Hari Aksara Internasional pertama kali diperingati pada tahun 1967.
Dikutip dari en.unesco.org pada Rabu (8/9/2021), Organisasi Pendidikan, Keilmuan, dn Kebudayaan Perserikatan Bangsa-Bangsa (UNESCO) memainkan peran yang sangat penting dalam meningkatkan masyarakat akan pentingnya literasi sebagau masalah martabat dan hak asasi manusia.
Terlepas dari kemajuan zaman, akan tetapi tantangan keaksaran masih tetap ada.
Setidaknya ada 773 juta orang muda dan dewasa tidak memiliki ketrampilan keaksaraan dasar hingga saat ini.
Tema Hari Aksara Internasional 2021
Tema yang diangkat pada peringatan Hari Aksara Internasional kali ini adalah Literacy for a human-centered recovery: Narrowing the digital devide.
Krisis Covid 19 telah mengganggu pembelajaran anak-anak, remaja, dan orang dewasa.
Upaya juga telah dilakukan untuk menemukan cara yang efektif untuk memastikan kesinambungan pembelajaran, seperti pembelajaran jarak jauh yang dikombinasikan dengan pembelajaran tatap muka.
Akan tetapi, yang menjadi masalah utama adalah akses terhadap kesempatan belajar keaksaraan masih belum merata.
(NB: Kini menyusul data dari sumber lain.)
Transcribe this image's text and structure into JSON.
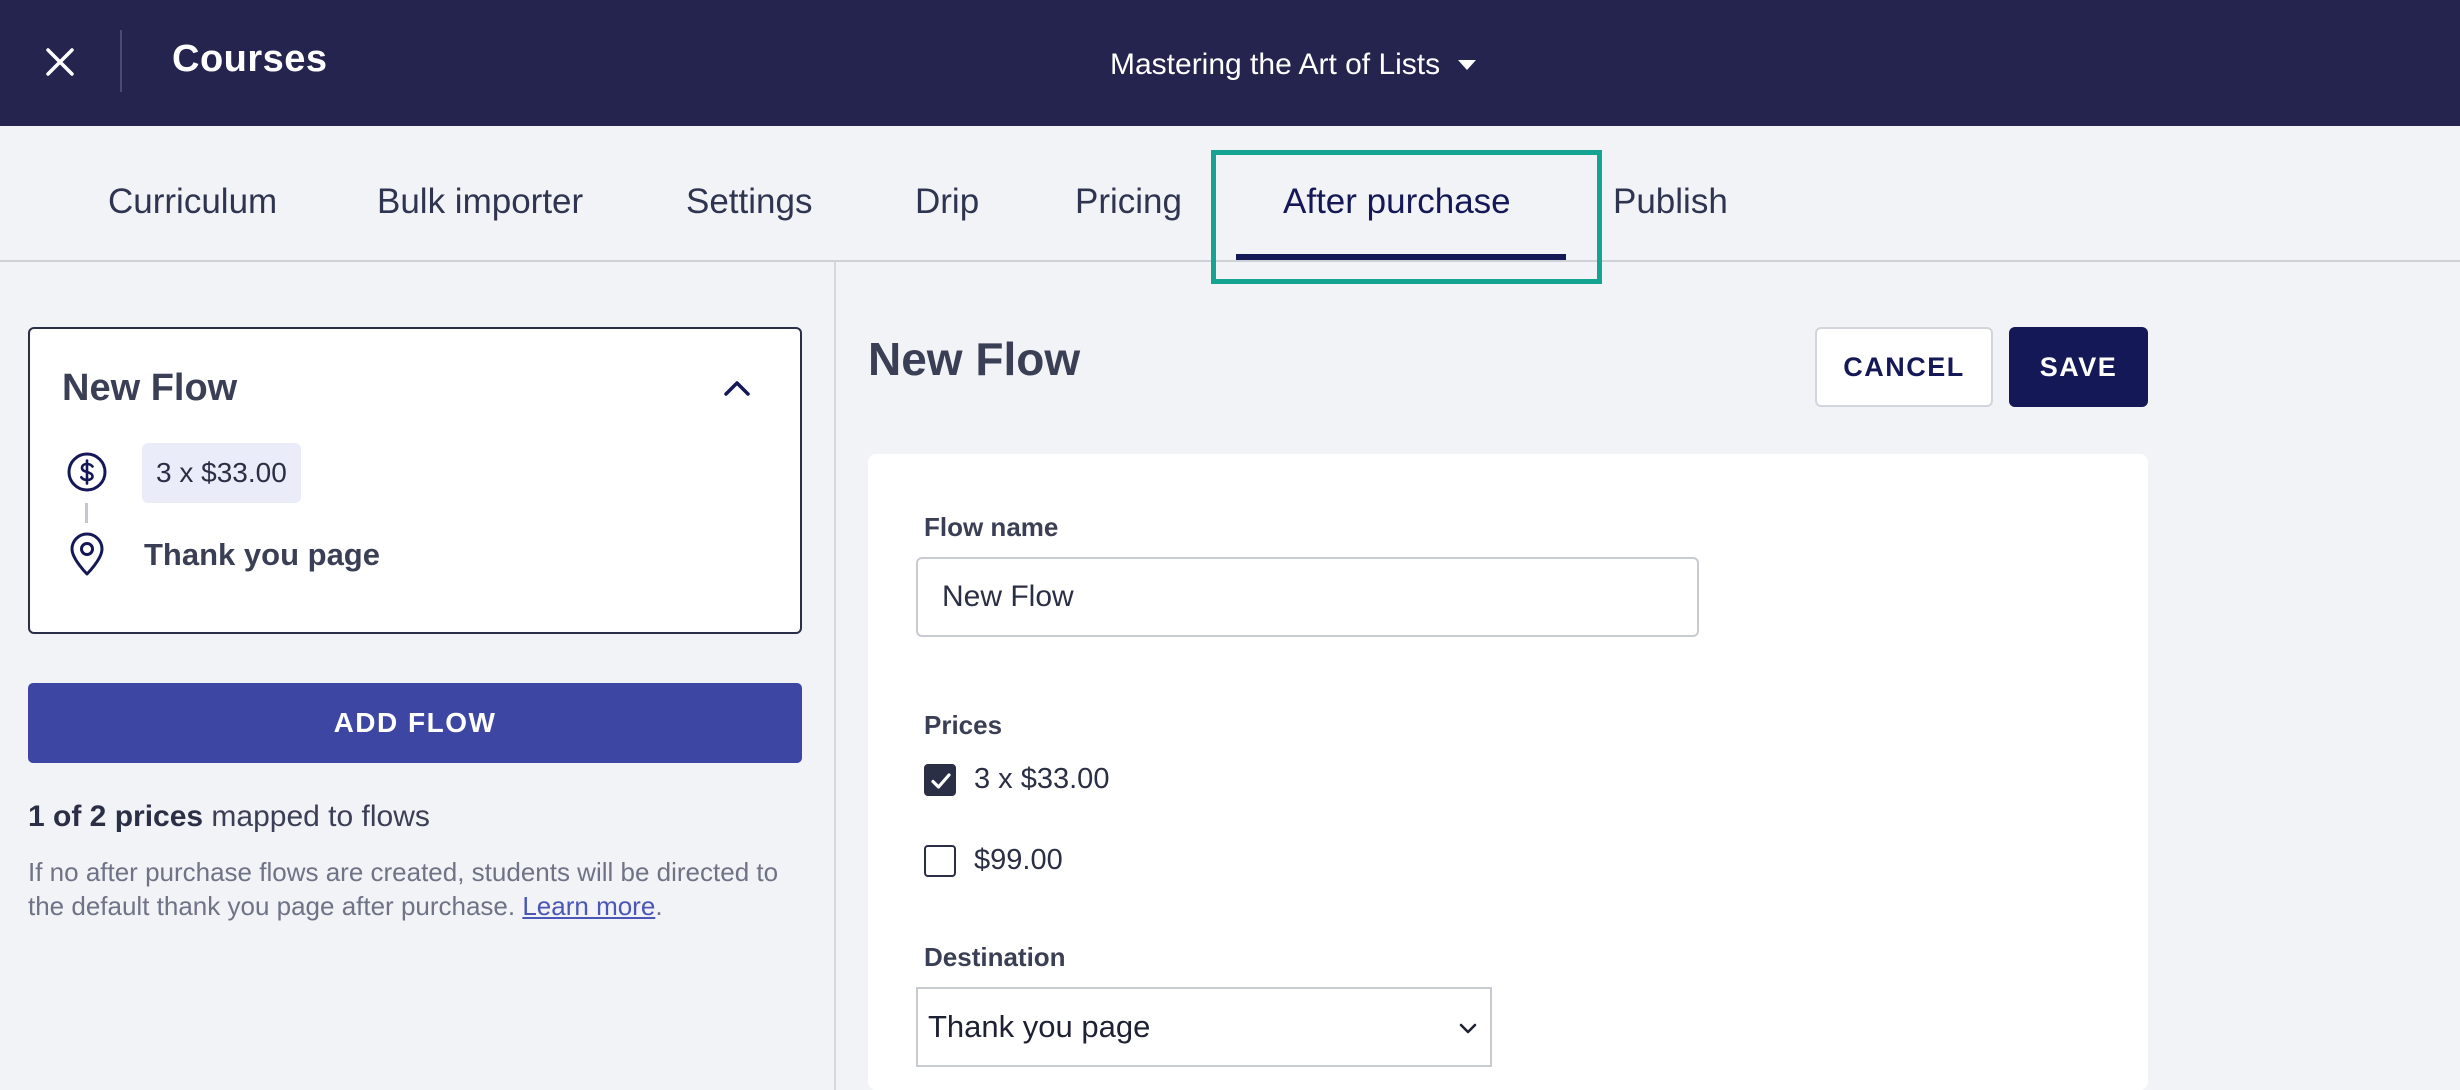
{
  "header": {
    "app_title": "Courses",
    "course_name": "Mastering the Art of Lists"
  },
  "tabs": [
    {
      "label": "Curriculum"
    },
    {
      "label": "Bulk importer"
    },
    {
      "label": "Settings"
    },
    {
      "label": "Drip"
    },
    {
      "label": "Pricing"
    },
    {
      "label": "After purchase",
      "active": true
    },
    {
      "label": "Publish"
    }
  ],
  "sidebar": {
    "flow_card": {
      "title": "New Flow",
      "price_chip": "3 x $33.00",
      "destination": "Thank you page"
    },
    "add_flow_label": "ADD FLOW",
    "mapped_count": "1 of 2 prices",
    "mapped_suffix": " mapped to flows",
    "hint_text": "If no after purchase flows are created, students will be directed to the default thank you page after purchase. ",
    "hint_link": "Learn more",
    "hint_end": "."
  },
  "form": {
    "title": "New Flow",
    "cancel_label": "CANCEL",
    "save_label": "SAVE",
    "flow_name_label": "Flow name",
    "flow_name_value": "New Flow",
    "prices_label": "Prices",
    "prices": [
      {
        "label": "3 x $33.00",
        "checked": true
      },
      {
        "label": "$99.00",
        "checked": false
      }
    ],
    "destination_label": "Destination",
    "destination_value": "Thank you page"
  },
  "colors": {
    "topbar": "#25244f",
    "primary": "#151856",
    "add_button": "#3d46a3",
    "highlight": "#15a491"
  },
  "icons": [
    "close-icon",
    "chevron-down-icon",
    "chevron-up-icon",
    "dollar-icon",
    "map-pin-icon",
    "checkmark-icon"
  ]
}
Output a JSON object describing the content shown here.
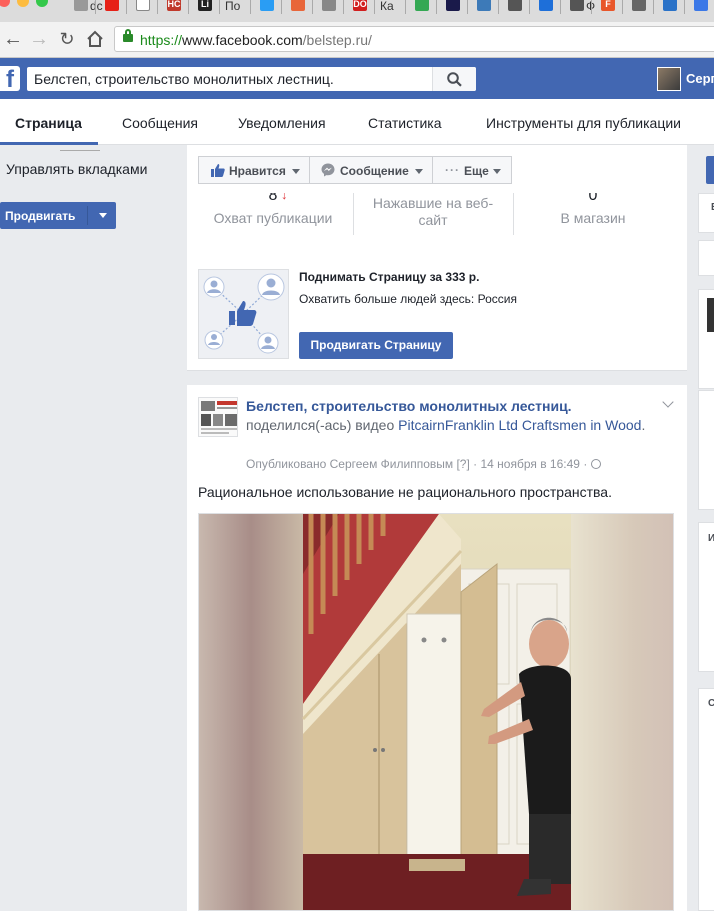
{
  "browser": {
    "tabs": [
      {
        "title": "dc",
        "icon": "document-favicon",
        "color": ""
      },
      {
        "title": "",
        "icon": "youtube-favicon",
        "color": "#e62117"
      },
      {
        "title": "",
        "icon": "blank-page-favicon",
        "color": "#ffffff"
      },
      {
        "title": "",
        "icon": "hc-favicon",
        "color": "#c0392b",
        "glyph": "HC"
      },
      {
        "title": "",
        "icon": "li-favicon",
        "color": "#222222",
        "glyph": "Li"
      },
      {
        "title": "По",
        "icon": "",
        "color": ""
      },
      {
        "title": "",
        "icon": "chat-favicon",
        "color": "#2a9df4"
      },
      {
        "title": "",
        "icon": "search-favicon",
        "color": "#e8663a"
      },
      {
        "title": "",
        "icon": "pen-favicon",
        "color": "#888888"
      },
      {
        "title": "",
        "icon": "do-favicon",
        "color": "#d11f1f",
        "glyph": "DO"
      },
      {
        "title": "Ка",
        "icon": "",
        "color": ""
      },
      {
        "title": "",
        "icon": "gplay-favicon",
        "color": "#34a853"
      },
      {
        "title": "",
        "icon": "x-favicon",
        "color": "#1a1a4a"
      },
      {
        "title": "",
        "icon": "chart-favicon",
        "color": "#3d7ab8"
      },
      {
        "title": "",
        "icon": "globe-favicon",
        "color": "#555555"
      },
      {
        "title": "",
        "icon": "x-blue-favicon",
        "color": "#1e6fd9"
      },
      {
        "title": "Ф",
        "icon": "globe-favicon",
        "color": "#555555"
      },
      {
        "title": "",
        "icon": "f-favicon",
        "color": "#e8562a",
        "glyph": "F"
      },
      {
        "title": "",
        "icon": "bulb-favicon",
        "color": "#666666"
      },
      {
        "title": "",
        "icon": "a-favicon",
        "color": "#2a72c8"
      },
      {
        "title": "",
        "icon": "doc-favicon",
        "color": "#3b78e7"
      }
    ],
    "url": {
      "scheme": "https://",
      "host": "www.facebook.com",
      "path": "/belstep.ru/"
    }
  },
  "fb": {
    "search_value": "Белстеп, строительство монолитных лестниц.",
    "profile_name": "Серг"
  },
  "pagenav": {
    "tabs": [
      "Страница",
      "Сообщения",
      "Уведомления",
      "Статистика",
      "Инструменты для публикации"
    ]
  },
  "left": {
    "manage_tabs": "Управлять вкладками",
    "promote": "Продвигать"
  },
  "actions": {
    "like": "Нравится",
    "message": "Сообщение",
    "more": "Еще"
  },
  "insights": {
    "stats": [
      {
        "value": "8",
        "label": "Охват публикации"
      },
      {
        "value": "",
        "label": "Нажавшие на веб-сайт"
      },
      {
        "value": "0",
        "label": "В магазин"
      }
    ],
    "boost_title": "Поднимать Страницу за 333 р.",
    "boost_sub": "Охватить больше людей здесь: Россия",
    "boost_button": "Продвигать Страницу"
  },
  "post": {
    "page_name": "Белстеп, строительство монолитных лестниц.",
    "shared_text": "поделился(-ась) видео",
    "shared_source": "PitcairnFranklin Ltd Craftsmen in Wood",
    "meta_prefix": "Опубликовано Сергеем Филипповым",
    "meta_help": "[?]",
    "meta_date": "14 ноября в 16:49",
    "text": "Рациональное использование не рационального пространства."
  },
  "right": {
    "letters": [
      "В",
      "И",
      "С"
    ]
  }
}
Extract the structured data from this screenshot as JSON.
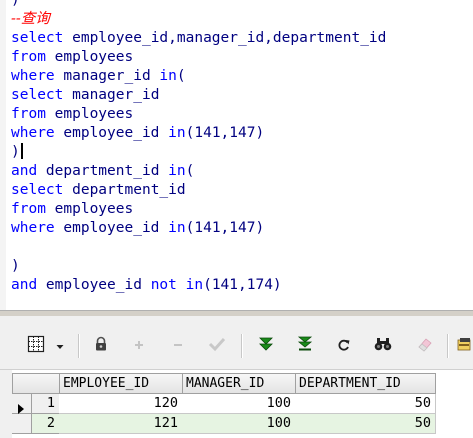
{
  "editor": {
    "lines": [
      {
        "segments": [
          {
            "t": "pun",
            "v": ")"
          }
        ]
      },
      {
        "segments": [
          {
            "t": "cmt",
            "v": "--查询"
          }
        ]
      },
      {
        "segments": [
          {
            "t": "kw",
            "v": "select"
          },
          {
            "t": "id",
            "v": " employee_id,manager_id,department_id"
          }
        ]
      },
      {
        "segments": [
          {
            "t": "kw",
            "v": "from"
          },
          {
            "t": "id",
            "v": " employees"
          }
        ]
      },
      {
        "segments": [
          {
            "t": "kw",
            "v": "where"
          },
          {
            "t": "id",
            "v": " manager_id "
          },
          {
            "t": "kw",
            "v": "in"
          },
          {
            "t": "pun",
            "v": "("
          }
        ]
      },
      {
        "segments": [
          {
            "t": "kw",
            "v": "select"
          },
          {
            "t": "id",
            "v": " manager_id"
          }
        ]
      },
      {
        "segments": [
          {
            "t": "kw",
            "v": "from"
          },
          {
            "t": "id",
            "v": " employees"
          }
        ]
      },
      {
        "segments": [
          {
            "t": "kw",
            "v": "where"
          },
          {
            "t": "id",
            "v": " employee_id "
          },
          {
            "t": "kw",
            "v": "in"
          },
          {
            "t": "pun",
            "v": "(141,147)"
          }
        ]
      },
      {
        "segments": [
          {
            "t": "pun",
            "v": ")"
          }
        ],
        "caret": true
      },
      {
        "segments": [
          {
            "t": "kw",
            "v": "and"
          },
          {
            "t": "id",
            "v": " department_id "
          },
          {
            "t": "kw",
            "v": "in"
          },
          {
            "t": "pun",
            "v": "("
          }
        ]
      },
      {
        "segments": [
          {
            "t": "kw",
            "v": "select"
          },
          {
            "t": "id",
            "v": " department_id"
          }
        ]
      },
      {
        "segments": [
          {
            "t": "kw",
            "v": "from"
          },
          {
            "t": "id",
            "v": " employees"
          }
        ]
      },
      {
        "segments": [
          {
            "t": "kw",
            "v": "where"
          },
          {
            "t": "id",
            "v": " employee_id "
          },
          {
            "t": "kw",
            "v": "in"
          },
          {
            "t": "pun",
            "v": "(141,147)"
          }
        ]
      },
      {
        "segments": []
      },
      {
        "segments": [
          {
            "t": "pun",
            "v": ")"
          }
        ]
      },
      {
        "segments": [
          {
            "t": "kw",
            "v": "and"
          },
          {
            "t": "id",
            "v": " employee_id "
          },
          {
            "t": "kw",
            "v": "not in"
          },
          {
            "t": "pun",
            "v": "(141,174)"
          }
        ]
      }
    ]
  },
  "toolbar": {
    "buttons": [
      {
        "name": "grid-view-button",
        "icon": "grid-icon",
        "enabled": true
      },
      {
        "name": "grid-view-dropdown",
        "icon": "chevron-down-icon",
        "enabled": true
      },
      {
        "name": "lock-button",
        "icon": "lock-icon",
        "enabled": true
      },
      {
        "name": "insert-record-button",
        "icon": "plus-icon",
        "enabled": false
      },
      {
        "name": "delete-record-button",
        "icon": "minus-icon",
        "enabled": false
      },
      {
        "name": "post-changes-button",
        "icon": "check-icon",
        "enabled": false
      },
      {
        "name": "fetch-next-page-button",
        "icon": "double-chevron-down-icon",
        "enabled": true
      },
      {
        "name": "fetch-last-page-button",
        "icon": "fetch-last-icon",
        "enabled": true
      },
      {
        "name": "refresh-button",
        "icon": "refresh-icon",
        "enabled": true
      },
      {
        "name": "find-button",
        "icon": "binoculars-icon",
        "enabled": true
      },
      {
        "name": "clear-button",
        "icon": "eraser-icon",
        "enabled": false
      },
      {
        "name": "export-button",
        "icon": "export-icon",
        "enabled": true
      }
    ]
  },
  "grid": {
    "columns": [
      "EMPLOYEE_ID",
      "MANAGER_ID",
      "DEPARTMENT_ID"
    ],
    "rows": [
      {
        "num": "1",
        "cells": [
          "120",
          "100",
          "50"
        ],
        "current": true
      },
      {
        "num": "2",
        "cells": [
          "121",
          "100",
          "50"
        ],
        "current": false
      }
    ],
    "colors": {
      "row_even": "#ffffff",
      "row_odd": "#e6f4e2",
      "header_bg": "#ececec"
    }
  }
}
Pembelajaraan jarak jauh yang kini banyak diterapkan di sekolah-sekolah seluruh dunia juga menimbulkan kesenjangan digital yang terus menerus, seperti, konektivitas, dan infrastruktur.
Pendemi menjadi pengingat betapa pentingnya literasi.
Lantaran, literasi memberdayakan individu dan meningkatkan kehidupan individu.
Selain itu, juga menjadi pendorong dalam pembangunan berkelanjutan.
Tak hanya itu, peringatan hari aksara ini juga sebagai kesempatan untuk menata kembali pengajaran dan pembelajaran di masa depan baik di dalam maupun luar konteks pandemi.